Frequently, the use of a gun for a suicide attempt is 90 percent successful. So that’s the first thing. It’s 90 percent successful; the chances that it will ever happen again are less than 10 percent. So that is a myth, utterly and completely.
On why people who attempt suicide often don’t try again
The other that’s a myth is that the people who try to commit suicide are people that have long histories of mental illness. Many do. But many do not. Many suicides occur because of an incident where someone literally becomes temporarily unhinged, in an act of just frankly temporary madness, takes their own life.

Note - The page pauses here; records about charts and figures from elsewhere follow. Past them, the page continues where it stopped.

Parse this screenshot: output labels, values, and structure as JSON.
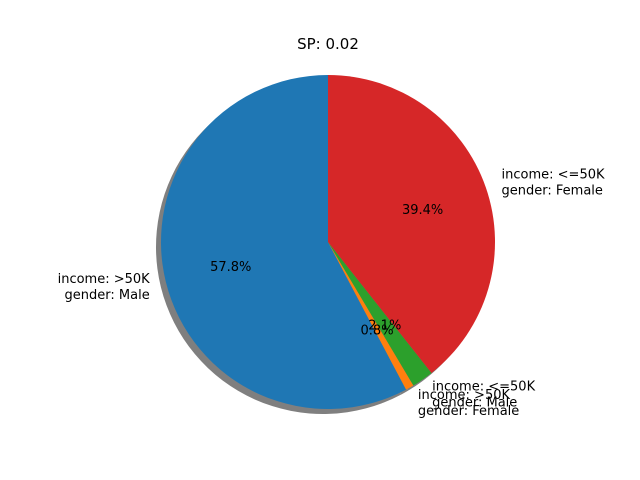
{
  "chart_data": {
    "type": "pie",
    "title": "SP: 0.02",
    "start_angle_deg": 90,
    "direction": "counterclockwise",
    "shadow": true,
    "slices": [
      {
        "label_lines": [
          "income: >50K",
          "gender: Male"
        ],
        "value": 57.8,
        "pct_label": "57.8%",
        "color": "#1f77b4"
      },
      {
        "label_lines": [
          "income: >50K",
          "gender: Female"
        ],
        "value": 0.8,
        "pct_label": "0.8%",
        "color": "#ff7f0e"
      },
      {
        "label_lines": [
          "income: <=50K",
          "gender: Male"
        ],
        "value": 2.1,
        "pct_label": "2.1%",
        "color": "#2ca02c"
      },
      {
        "label_lines": [
          "income: <=50K",
          "gender: Female"
        ],
        "value": 39.4,
        "pct_label": "39.4%",
        "color": "#d62728"
      }
    ]
  }
}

Why reducing gun access will reduce the number of successful suicide attempts
In public health, having the means to do that is absolutely key. If you can minimize the means, then you can minimize the extent of the problem. It’s very clear, there’s no question about it, that we could bring the suicide rate down, particularly among men, who more commonly use guns, by making guns less readily available.
The Brady Campaign to Prevent Gun Violence reports that 90 percent of suicide attempts by gun are successful, compared to only 3 percent of other common suicide attempt methods.